LIRa session: Dean McHugh

Speaker: Dean McHugh

Date and Time: Thursday, March 5th 2020, 16:30-18:30

Venue: ILLC Seminar Room F1.15, Science Park 107.

Title: Causality = time + modality + effective difference-making

Abstract. 

Causal reasoning is the paradigm form of explanatory reasoning, essential to both purposeful action and the scientific method. But an adequate analysis of causal reasoning remains to be found. This talk contributes to the analysis of causal reasoning by seeking to answer two questions that any theory of causality must face. First, what kind of information do we use when we judge that a causal relation holds? That is, what kind of information should models of causality contain?
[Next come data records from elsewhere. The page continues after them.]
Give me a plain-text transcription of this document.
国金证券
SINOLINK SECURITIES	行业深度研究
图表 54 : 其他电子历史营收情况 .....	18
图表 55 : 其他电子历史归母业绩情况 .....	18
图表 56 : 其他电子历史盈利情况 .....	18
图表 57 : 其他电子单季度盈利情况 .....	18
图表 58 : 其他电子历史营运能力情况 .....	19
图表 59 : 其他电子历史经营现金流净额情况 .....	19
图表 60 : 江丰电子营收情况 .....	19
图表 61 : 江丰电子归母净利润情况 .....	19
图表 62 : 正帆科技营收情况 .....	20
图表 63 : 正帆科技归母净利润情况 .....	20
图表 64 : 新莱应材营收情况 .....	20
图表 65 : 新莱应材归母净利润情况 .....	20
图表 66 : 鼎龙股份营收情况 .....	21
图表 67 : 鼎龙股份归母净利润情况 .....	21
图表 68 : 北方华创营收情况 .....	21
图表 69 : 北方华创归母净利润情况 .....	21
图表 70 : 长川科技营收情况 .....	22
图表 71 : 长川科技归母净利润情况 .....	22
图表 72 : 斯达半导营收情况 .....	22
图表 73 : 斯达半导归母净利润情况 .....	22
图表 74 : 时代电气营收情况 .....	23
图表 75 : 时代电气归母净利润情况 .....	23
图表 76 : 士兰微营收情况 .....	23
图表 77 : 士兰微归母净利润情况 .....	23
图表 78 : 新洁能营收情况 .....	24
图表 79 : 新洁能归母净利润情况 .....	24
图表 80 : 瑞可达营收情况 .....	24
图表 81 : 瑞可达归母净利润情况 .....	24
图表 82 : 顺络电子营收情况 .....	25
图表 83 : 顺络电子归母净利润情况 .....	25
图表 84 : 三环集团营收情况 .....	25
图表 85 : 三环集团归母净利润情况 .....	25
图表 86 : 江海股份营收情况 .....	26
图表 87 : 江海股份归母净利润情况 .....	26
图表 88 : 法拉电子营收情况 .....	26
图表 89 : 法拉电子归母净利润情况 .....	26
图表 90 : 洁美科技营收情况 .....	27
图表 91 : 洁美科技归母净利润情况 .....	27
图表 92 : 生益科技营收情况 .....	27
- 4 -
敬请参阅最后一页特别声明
Second, what does it mean for a causal claim to be true?
We will address the modelling question by focusing on the role of time and modality, proposing to represent causality via dynamical systems, and comparing the resulting approach to models of causation as directed acyclic graphs (as proposed, for example, by Judea Pearl). We analyze the truth conditions of causal claims by building on the work of Carolina Sartorio, Joseph Halpern and Sander Beckers. In particular, we seek answers to the following two questions: in what sense, if any, do causes ‘make’ their effects occur? And in what sense, if any, do causes ‘make a difference’ to their effects?